A full copy of the Code standards can be found here

You can check if your property is covered in the Code here

If you feel that the Code is being breached, you can make a complaint here


Moulds are a form of fungus.  There are many different types.  They produce spores which spread by floating around in the air.  These spores are present in all environments, both indoors and outdoors. 

Mould spores thrive in moist environments, which is why occupants should try to prevent excessive moisture and adequately heat properties.  When they land on a damp spot, with a supply of suitable nutrients, they begin to grow.  Mould can grow on a variety of different surfaces, including fabric, paper, wood, glass, and plastic.

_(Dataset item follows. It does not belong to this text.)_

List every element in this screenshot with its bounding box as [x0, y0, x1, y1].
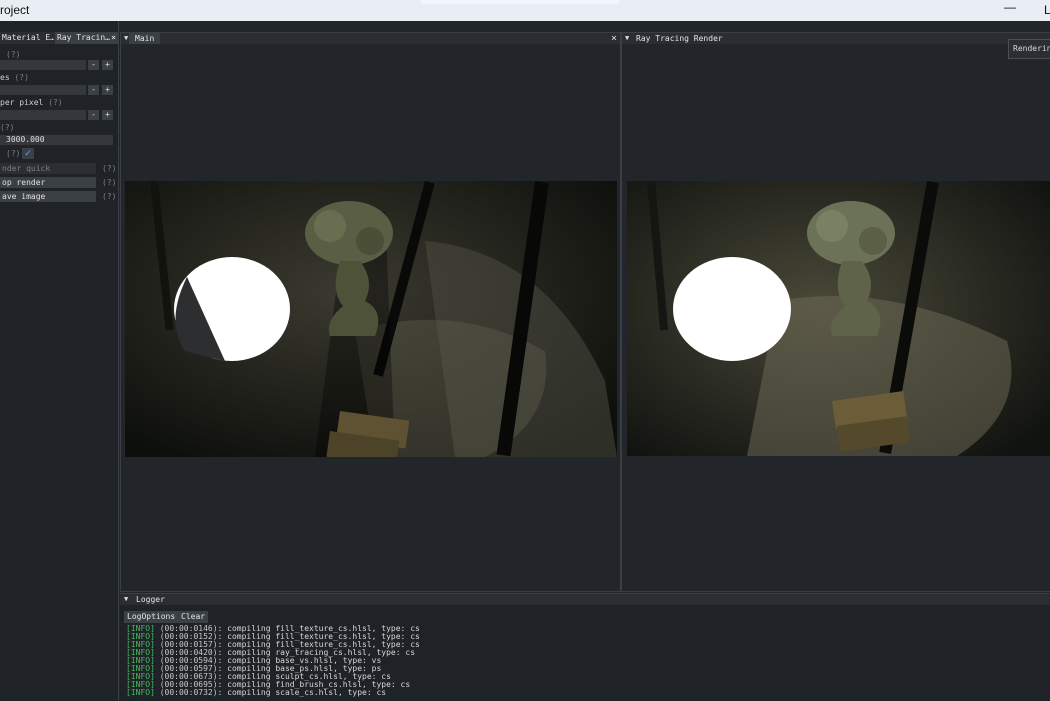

Mould growth is usually visible and often produces a musty odour. It can damage household items.

Tackling mould

Regular cleaning and wiping can sometimes reduce the risk of condensation mould appearing or getting worse. As excess moisture and minor condensation mould is quite common (especially in colder months), occupants are usually expected to attempt to wipe it off when it arises. An example of this would be wiping down a window sill or bathroom wall where a small amount of mould had formed.

You can wipe hard surfaces with a suitable mould cleaner or fungicidal wash, carefully following the instructions.  Dry surfaces well to prevent mould from reappearing.  Porous surfaces can be washed, but check regularly to see if mould has returned.  If mould has infiltrated the material it may need to be disposed of.  There is a useful video with instructions here.

If you are unable to safely clear condensation mould from your home (for example if you have a health condition or cannot easily reach it) then you can ask your landlord to clean the mould.  If the mould covers a large area, appears to be linked to disrepair or returns very quickly after wiping, you should ask your landlord for help.

When mould has been cleaned away, surfaces can be repainted with a good quality fungicidal paint to prevent re-occurrence. But if the problem returns quickly, the landlord may need to consider further measures.

Mould and health

Mould should be dealt with promptly as it can present a health risk if left untreated. A small amount of mould for a limited period of time doesn’t usually present a risk for healthy people.  However, mould can pose a health problem for people with compromised immune system, an allergy, an existing respiratory problem, or a certain other risk factors, or for healthy people if left untreated for a long period of time.

If you believe mould is causing a health problem you should see your GP for medical advice, and let your landlord know so they can take action.